The Mercedes-Benz Vans unit of DaimlerChrysler AG's commercial vehicle operations plans to have an assembly plant in the U.S. by the summer of 2006 and double its size to 110,000 units and two van products by the end of the decade. If demand warrants. It would start with assembly of the Sprinter Class 2 and 3 cargo van and expand a few years later to add a future generation Mercedes-Benz Vito cargo van.

They are Mercedes products in Europe but would be badged Freightliner (a division of DaimlerChrysler AG) in North America, says Rolf Bartke, the DC senior vice president who heads the Mercedes-Benz Vans business unit.

Bartke says the next eight months will be spent deciding on a site. Existing Freightliner and Chrysler Group facilities with excess capacity are being considered. That includes the Chrysler Group's Pillette Road Assembly Plant in Windsor, Ont., that ceases production of its fullsize Dodge Ram cargo van and passenger wagon in 2003, at which point the plant will be closed without new product.

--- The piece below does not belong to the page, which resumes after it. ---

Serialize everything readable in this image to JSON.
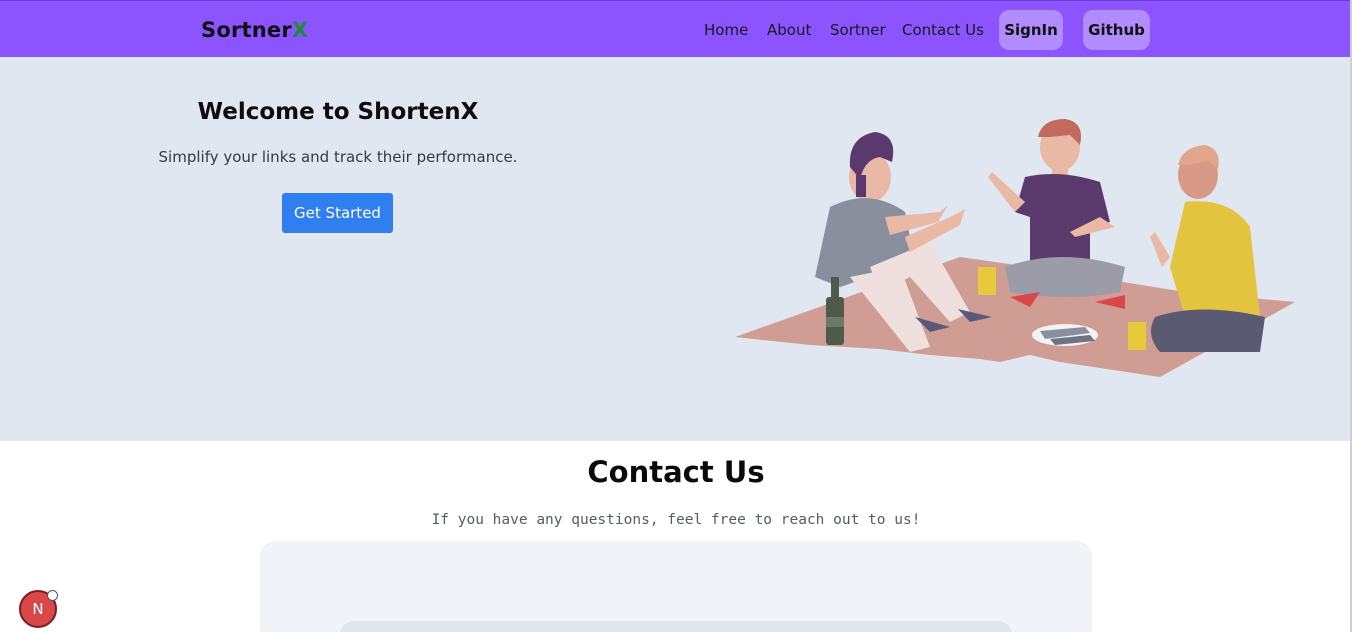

But the chances of Pillette building Sprinter are slim. Under the North American Free Trade Agreement, products built in Canada or Mexico need 62% local content. “We wouldn't reach that,” Bartke says.

A more likely scenario is a U.S. greenfield plant, starting with 50,000 to 60,000 units and a single body shop for Sprinter, but designed to accommodate a second body shop and grow to 110,000 units with Vito production.

Meanwhile, Sprinter kits are being assembled at the Freightliner plant in Gaffney, SC, and the Mercedes-Benz passenger car division is preparing to add a 7-seat, luxury multipurpose vehicle to its M-Class plant in Vance, AL. The GST (Grand Sedan-Touring) concept is a cross/utility vehicle to be priced higher than the Chrysler Town & Country minivan.